A partir de ses archives – plusieurs milliers de négatifs, des planches-contacts, des tirages, méticuleusement triés, indexés, annotés – ses deux filles ont constitué deux expositions : l’une consacrée aux « Portraits de famille » présentée à l’Espace Niemeyer, l’autre aux acteurs qu’il photographiait dans la salle de maquillage, juste avant l’entrée en scène. Elle est présentée au Vieux Colombier et est intitulée « Portraits au miroir »

En théâtre comme en photographie, Antoine Vitez aimait explorer les méandres de l’intime, les fragilités et l’intériorité des individus. « C’est drôle comme le vocabulaire de la photographie s’applique aussi au théâtre, remarque sa fille, Jeanne Vitez. Fixer, révéler… Il y avait chez lui une quête de l’identité. »
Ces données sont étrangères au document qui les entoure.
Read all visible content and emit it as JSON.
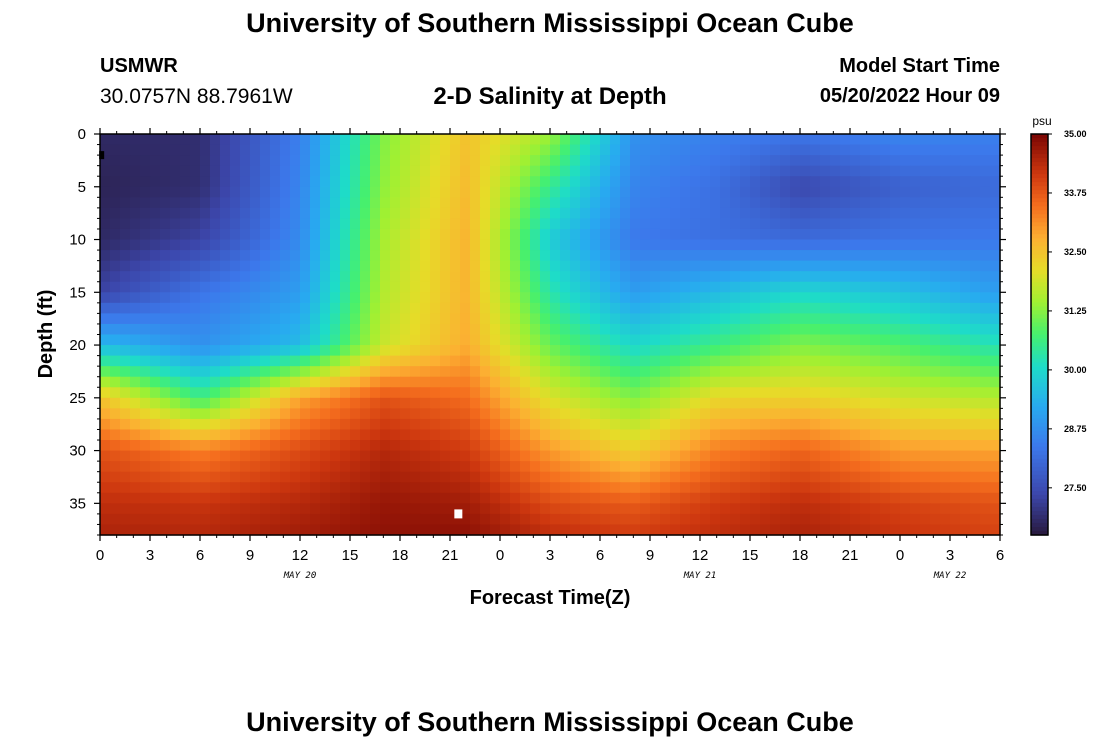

Les images d’Antoine Vitez se concentrent sur l’humain : rares sont les paysages, les natures mortes. Le photographe prend des portraits, sur le vif, qu’il offre ensuite à ses amis. « Au milieu d’une conversation, il prenait son appareil et déclenchait, tout en continuant à parler« , se souvient Jeanne Vitez.

LE MOMENT CRUCIAL

Les portraits de proches exposés à l’espace Niemeyer – des retirages modernes – sont des vues en gros plan de facture classique, cadrage sage et lumière maîtrisée : acteurs aux yeux agrandis par le maquillage, amis jeunes ou ridés, enfants au regard intense.

Leur vraie originalité tient à la crudité que Vitez photographe s’autorise parfois. Comme dans les portraits de sa mère, dont il expose le vieillissement : il la fait poser, à plusieurs reprises, le visage fané, une photo de jeunesse dans les mains. Ou dans les autoportraits où l’artiste se voile et se dévoile simultanément, totalement nu et pourtant caché derrière son appareil.

Mais ce sont les « Portraits au miroir », qui sont les plus aboutis. L’instant est toujours grave.

Madeleine Marion, en 1980, fixe son reflet et celui du photographe comme si elle avait vu un fantôme. Jany Gastaldi, avant le marathon du Soulier de satin à Barcelone, en 1987, a le regard perdu bien au-delà de son texte.

Dans la salle de maquillage, Antoine Vitez saisit le moment crucial où la personne se métamorphose en personnage. Et redouble, par la photographie, l’ambiguïté du moment : jouant avec les miroirs, il s’amuse à déconstruire les corps, à couper les mains, à multiplier les visages. On ne sait plus où s’arrête le cadre, où commence l’homme. Quand ce n’est pas le photographe lui-même qui s’invite dans l’image par le biais d’un reflet, présent et absent comme à travers un masque.